A partir do século XIX, passou-se a exigir que as crianças lessem textos profanos, de divulgação científica, novelas e romances, ou seja, narrativas na língua materna. Para isso, era preciso outro método de leitura, pois a criança não poderia memorizar todos os textos que deveria ler.

Então, a polêmica dos métodos nasce mais ou menos nessa época. A cada período, os métodos de leitura são ligados aos objetivos culturais da aprendizagem. E, hoje, vivemos uma mutação.

O surgimento e a difusão das tecnologias digitais é parte dessa ‘mutação’ na forma de lidar com a leitura e a escrita. Como o professor pode lidar com essas transformações?

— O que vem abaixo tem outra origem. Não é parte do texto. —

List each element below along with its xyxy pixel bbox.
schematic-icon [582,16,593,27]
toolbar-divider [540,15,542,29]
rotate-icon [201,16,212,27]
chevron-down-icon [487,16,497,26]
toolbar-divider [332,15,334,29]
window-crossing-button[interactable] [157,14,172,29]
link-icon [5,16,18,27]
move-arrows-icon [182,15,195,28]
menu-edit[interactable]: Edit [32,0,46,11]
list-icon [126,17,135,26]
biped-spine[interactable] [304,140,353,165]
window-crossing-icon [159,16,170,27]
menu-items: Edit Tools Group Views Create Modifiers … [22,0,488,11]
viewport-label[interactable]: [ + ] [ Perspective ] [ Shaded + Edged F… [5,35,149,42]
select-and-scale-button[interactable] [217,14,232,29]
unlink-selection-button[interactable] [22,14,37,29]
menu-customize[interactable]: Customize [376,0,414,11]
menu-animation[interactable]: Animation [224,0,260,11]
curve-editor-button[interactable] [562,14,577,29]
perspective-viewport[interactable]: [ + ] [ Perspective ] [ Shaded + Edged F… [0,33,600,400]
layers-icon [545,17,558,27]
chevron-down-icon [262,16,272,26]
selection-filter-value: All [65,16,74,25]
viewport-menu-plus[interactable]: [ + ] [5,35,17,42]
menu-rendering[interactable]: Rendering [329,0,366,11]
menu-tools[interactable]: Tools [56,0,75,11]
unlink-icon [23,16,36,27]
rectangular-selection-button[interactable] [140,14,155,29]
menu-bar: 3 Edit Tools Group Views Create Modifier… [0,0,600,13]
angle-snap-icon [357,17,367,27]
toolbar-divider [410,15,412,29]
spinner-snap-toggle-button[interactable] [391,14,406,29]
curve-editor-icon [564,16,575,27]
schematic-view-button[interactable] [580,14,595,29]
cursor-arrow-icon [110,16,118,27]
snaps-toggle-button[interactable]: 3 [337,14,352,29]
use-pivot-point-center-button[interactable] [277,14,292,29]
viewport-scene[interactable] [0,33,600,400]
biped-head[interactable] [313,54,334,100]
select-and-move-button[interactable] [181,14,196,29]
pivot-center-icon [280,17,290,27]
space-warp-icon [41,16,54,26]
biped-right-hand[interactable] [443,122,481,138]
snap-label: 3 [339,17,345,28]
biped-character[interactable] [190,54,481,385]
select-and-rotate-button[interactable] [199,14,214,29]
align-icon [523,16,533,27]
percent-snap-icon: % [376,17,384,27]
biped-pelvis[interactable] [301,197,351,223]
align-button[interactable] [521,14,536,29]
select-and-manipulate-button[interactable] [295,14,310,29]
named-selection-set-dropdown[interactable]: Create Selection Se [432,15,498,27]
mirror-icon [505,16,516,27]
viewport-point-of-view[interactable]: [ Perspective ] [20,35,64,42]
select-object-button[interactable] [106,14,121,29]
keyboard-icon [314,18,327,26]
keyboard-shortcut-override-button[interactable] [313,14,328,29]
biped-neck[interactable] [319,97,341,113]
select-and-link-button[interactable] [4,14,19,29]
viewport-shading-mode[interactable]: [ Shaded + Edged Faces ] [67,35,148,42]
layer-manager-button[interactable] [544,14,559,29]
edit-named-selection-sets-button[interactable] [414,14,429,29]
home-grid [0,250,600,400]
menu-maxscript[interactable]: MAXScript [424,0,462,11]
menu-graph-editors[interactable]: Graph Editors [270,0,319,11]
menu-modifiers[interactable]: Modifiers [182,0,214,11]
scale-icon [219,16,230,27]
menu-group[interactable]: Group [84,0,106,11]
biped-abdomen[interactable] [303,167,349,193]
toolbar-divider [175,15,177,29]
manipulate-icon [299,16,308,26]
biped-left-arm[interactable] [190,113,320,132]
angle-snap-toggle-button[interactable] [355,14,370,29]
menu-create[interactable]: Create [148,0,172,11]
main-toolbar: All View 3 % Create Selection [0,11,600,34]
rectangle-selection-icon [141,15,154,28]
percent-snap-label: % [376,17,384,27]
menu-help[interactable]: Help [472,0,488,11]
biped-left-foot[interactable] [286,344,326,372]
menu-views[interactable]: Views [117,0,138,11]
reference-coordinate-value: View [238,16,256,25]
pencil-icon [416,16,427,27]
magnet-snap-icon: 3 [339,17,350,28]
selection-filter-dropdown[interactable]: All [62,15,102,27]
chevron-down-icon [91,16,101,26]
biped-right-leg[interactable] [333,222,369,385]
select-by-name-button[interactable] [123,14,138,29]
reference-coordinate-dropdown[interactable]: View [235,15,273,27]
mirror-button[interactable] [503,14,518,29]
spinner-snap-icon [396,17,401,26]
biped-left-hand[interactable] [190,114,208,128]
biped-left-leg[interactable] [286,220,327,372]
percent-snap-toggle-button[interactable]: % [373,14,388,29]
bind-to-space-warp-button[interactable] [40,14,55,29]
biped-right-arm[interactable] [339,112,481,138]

É verdade que estamos vivendo uma mutação, as pessoas a sentem e, ao mesmo tempo, a mitificam. Agora que passamos a usar um modo de escrita que é mais do teclado, da tela, da consulta às bases de dados, da interação entre leitura e escrita, vemos bem que os modos de aprendizagem antes usados para ensinar a ler não são mais suficientes. Eram métodos que separavam completamente a leitura da escrita. Hoje, uma coisa muito interessante e muito complicada de se pensar é a interação permanente leitura/escrita, com as escritas “de teclado”. Isso altera radicalmente a representação que as crianças fazem da utilidade de aprender a ler. As escritas funcionais são infinitamente mais importantes hoje do que eram antes. Vemos bem o problema ao usar um telefone celular: se a pessoa não sabe ler, está morta! Ao passo que, a priori, o telefone surgiu para liberar as pessoas da escrita. Era o que dizia McLuhan: na era da televisão e do telefone, não teremos mais tanta necessidade da leitura e da escrita. Acontece que as telas com imagens e sons são inseparáveis dessas competências do ler e do escrever. Então isso modifica profundamente a relação de um meio muito popular com a leitura e a escrita, mesmo para tarefas de qualificação muito baixa. Podia-se ser uma faxineira sem saber ler nem escrever, sem nenhum problema, mas hoje, para ser faxineira de uma grande rede de hotéis é preciso saber marcar itens numa lista com as operações que se deve fazer num quarto, a pessoa não vai conseguir o emprego sem saber ler.

Mas as antigas finalidades da escola – das disciplinas: história, geografia, literatura, etc – não foram abandonadas. Ao contrário, pensa-se que elas são necessárias para constituir uma identidade, uma cultura comum, uma relação com as gerações anteriores, e a escola e seus professores têm de lidar com o antigo e o novo ao mesmo tempo.

Por que a polêmica em torno do uso ou não do método fônico?

Acho que a questão sobre o método fônico é mais interessante como sintoma do que como realidade de discussão. Pode-se discutir o fracasso escolar tendo em vista resultados objetivos e métodos concretizados nos livros didáticos. Mas é preciso lembrar que os discursos sobre a leitura – mesmo os científicos – nunca ensinaram ninguém a ler. Ora, mesmo assim, muitas crianças, a cada ano, aprendem a ler. Como elas fazem? Se os professores têm métodos tão ruins, o que é preciso explicar não é o fracasso, é o sucesso. As crianças aprendem a ler também graças aos professores e aos livros. Não se pode contentar em dizer que se deve usar um método global ou fônico. O que é preciso é ver em que momento, em que fase da alfabetização, é necessário um certo tipo de metodologia.